Christianity in UUism

I am so excited because I just discovered a blog that rings so true to me. PeaceBang is a UU Christian and some of her recent posts (particularly about the use (or lack thereof) of God language among UU's) felt to me as if I could have written them myself. It is so rare that I find someone who says so accurately what I feel. I often feel caught between a rock and a hard place. I am "too Christian" for the UU's and "too liberal" for the Christians. I don't feel like I belong anywhere and it leaves me feeling a lot of spiritual pain a lot of the time. I've been in another one of my funks for most of the spring/summer so far.

My UU church often feels like I'm attending a lecture or seminar rather than a religious service. And then I recently attended a United Methodist church and I felt equally out of place there. I can't buy into much of the dogma that the church has created to define Christianity. Sigh.
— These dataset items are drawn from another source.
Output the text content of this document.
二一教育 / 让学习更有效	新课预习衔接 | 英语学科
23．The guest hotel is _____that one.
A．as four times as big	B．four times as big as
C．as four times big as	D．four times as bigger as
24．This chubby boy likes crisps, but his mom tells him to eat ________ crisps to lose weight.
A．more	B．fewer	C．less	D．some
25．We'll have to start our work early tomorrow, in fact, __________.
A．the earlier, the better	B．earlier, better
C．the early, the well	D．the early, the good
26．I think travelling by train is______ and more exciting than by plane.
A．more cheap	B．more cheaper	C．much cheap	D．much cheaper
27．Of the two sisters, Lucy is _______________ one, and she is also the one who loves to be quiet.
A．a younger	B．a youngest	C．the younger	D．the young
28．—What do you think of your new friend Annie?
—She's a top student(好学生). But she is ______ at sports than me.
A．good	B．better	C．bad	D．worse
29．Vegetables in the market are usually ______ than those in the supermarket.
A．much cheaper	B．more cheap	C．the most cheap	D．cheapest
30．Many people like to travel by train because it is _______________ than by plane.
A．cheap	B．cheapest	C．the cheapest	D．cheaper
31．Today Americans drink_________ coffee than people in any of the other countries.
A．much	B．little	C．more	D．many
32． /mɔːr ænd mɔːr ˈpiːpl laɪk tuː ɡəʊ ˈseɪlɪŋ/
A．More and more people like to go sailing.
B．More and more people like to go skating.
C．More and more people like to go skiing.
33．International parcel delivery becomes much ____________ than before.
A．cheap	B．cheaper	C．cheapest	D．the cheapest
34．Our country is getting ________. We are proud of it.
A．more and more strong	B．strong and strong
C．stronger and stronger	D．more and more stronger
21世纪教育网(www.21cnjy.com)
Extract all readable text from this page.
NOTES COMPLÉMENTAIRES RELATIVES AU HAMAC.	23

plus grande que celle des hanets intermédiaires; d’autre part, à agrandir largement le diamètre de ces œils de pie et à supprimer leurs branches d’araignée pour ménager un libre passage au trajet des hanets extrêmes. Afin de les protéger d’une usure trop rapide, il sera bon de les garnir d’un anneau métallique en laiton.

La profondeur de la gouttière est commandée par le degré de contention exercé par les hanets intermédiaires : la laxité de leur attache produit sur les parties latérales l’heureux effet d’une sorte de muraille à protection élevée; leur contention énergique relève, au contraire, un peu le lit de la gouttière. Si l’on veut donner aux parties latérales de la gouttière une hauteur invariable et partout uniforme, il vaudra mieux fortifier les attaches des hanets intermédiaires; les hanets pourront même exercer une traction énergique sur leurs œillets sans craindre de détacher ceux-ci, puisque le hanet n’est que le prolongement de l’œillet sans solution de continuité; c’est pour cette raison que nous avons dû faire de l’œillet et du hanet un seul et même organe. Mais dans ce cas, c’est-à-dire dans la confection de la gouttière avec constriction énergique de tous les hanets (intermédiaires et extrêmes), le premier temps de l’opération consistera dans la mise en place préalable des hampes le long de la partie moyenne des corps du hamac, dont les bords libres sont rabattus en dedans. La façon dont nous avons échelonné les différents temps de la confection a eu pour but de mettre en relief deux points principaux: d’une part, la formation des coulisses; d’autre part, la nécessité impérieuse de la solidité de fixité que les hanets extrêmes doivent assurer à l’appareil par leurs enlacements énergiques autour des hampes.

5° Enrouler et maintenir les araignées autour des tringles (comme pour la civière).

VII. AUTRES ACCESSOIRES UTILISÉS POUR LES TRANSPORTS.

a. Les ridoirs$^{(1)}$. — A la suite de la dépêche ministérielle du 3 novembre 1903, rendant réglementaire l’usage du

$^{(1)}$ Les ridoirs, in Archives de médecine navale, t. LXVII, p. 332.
So I'm stuck.

I'm hopeful and maybe even a little excited that there seems to be a light at the end of the tunnel. I spoke to my DRE about how I've been feeling. I think she's had similar feelings. She is one of the few UU Christians (besides myself) in our congregation. She has collected a group of about 5 of us who need more of a spiritual outlet than our (largely Humanist) congregation has been providing lately. So we are forming a group that is supposed to start meeting in September. I cannot wait!

In the meantime, I am excited to have discovered PeaceBang's blog and recommend it to those who are curious about these religious views.